Easy care/low maintenance
Good for cut flowers
Select a site with full sun and well-drained soil.
Plant bearded iris in mid summer to early fall, spacing plants 1 to 2 feet apart, depending on variety. Excellent soil drainage is a must. Prepare garden bed by using a garden fork or tiller to loosen soil to a depth of 12 to 15 inches, then mix in a 2- to 4-inch layer of compost. If planting a rhizome (fleshy root), dig a shallow hole 10 inches in diameter and 4 inches deep. Make a ridge of soil down the middle and place the rhizome on the ridge, spreading roots down both sides. Fill the hole with soil, and firm it gently. In clay soil, the top of the rhizome should be exposed. In sandy soil, rhizomes can be buried with a thin layer of soil. If planting container-grown plants, set the plant so the rhizome is at the soil surface. Water thoroughly.

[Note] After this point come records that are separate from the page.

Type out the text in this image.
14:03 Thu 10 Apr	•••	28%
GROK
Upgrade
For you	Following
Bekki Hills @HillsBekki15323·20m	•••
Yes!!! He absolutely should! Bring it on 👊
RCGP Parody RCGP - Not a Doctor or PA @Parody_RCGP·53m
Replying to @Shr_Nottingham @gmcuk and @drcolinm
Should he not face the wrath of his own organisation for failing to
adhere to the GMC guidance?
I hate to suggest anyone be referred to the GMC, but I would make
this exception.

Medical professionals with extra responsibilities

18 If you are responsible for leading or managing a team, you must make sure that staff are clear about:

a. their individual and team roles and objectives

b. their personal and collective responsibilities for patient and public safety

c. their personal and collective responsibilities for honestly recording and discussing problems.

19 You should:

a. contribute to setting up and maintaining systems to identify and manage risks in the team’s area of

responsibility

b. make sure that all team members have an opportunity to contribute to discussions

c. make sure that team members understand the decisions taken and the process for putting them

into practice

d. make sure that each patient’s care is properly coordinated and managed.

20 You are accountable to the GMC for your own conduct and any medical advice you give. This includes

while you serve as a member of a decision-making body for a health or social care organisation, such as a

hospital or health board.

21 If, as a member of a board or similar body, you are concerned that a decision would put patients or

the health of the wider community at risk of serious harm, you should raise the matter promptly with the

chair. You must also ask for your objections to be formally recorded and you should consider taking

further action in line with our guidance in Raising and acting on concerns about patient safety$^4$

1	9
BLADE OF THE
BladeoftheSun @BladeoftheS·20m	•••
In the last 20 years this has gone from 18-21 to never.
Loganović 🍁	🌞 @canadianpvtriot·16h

Apply a thin layer of compost around the base of plants each spring, leaving the rhizome (fleshy root) exposed. As flowers fade, cut back the flower stalks to the base of the plant. To encourage a second bloom on reblooming varieties, promptly remove faded flowers and maintain consistent watering throughout the summer. In autumn, trim away dead foliage and prune back healthy leaves to a height of 4 to 5 inches. Once the soil has frozen, apply a layer of mulch to help prevent roots from heaving out of the soil during alternate freezing and thawing. If heaving occurs, don't try to force plants back into the soil. Instead, cover rhizomes and exposed roots with soil. Divide bearded iris every 4 to 5 years, preferably in late summer. Each division should have one or two leaf fans. Older rhizomes that have few white feeding roots should be discarded.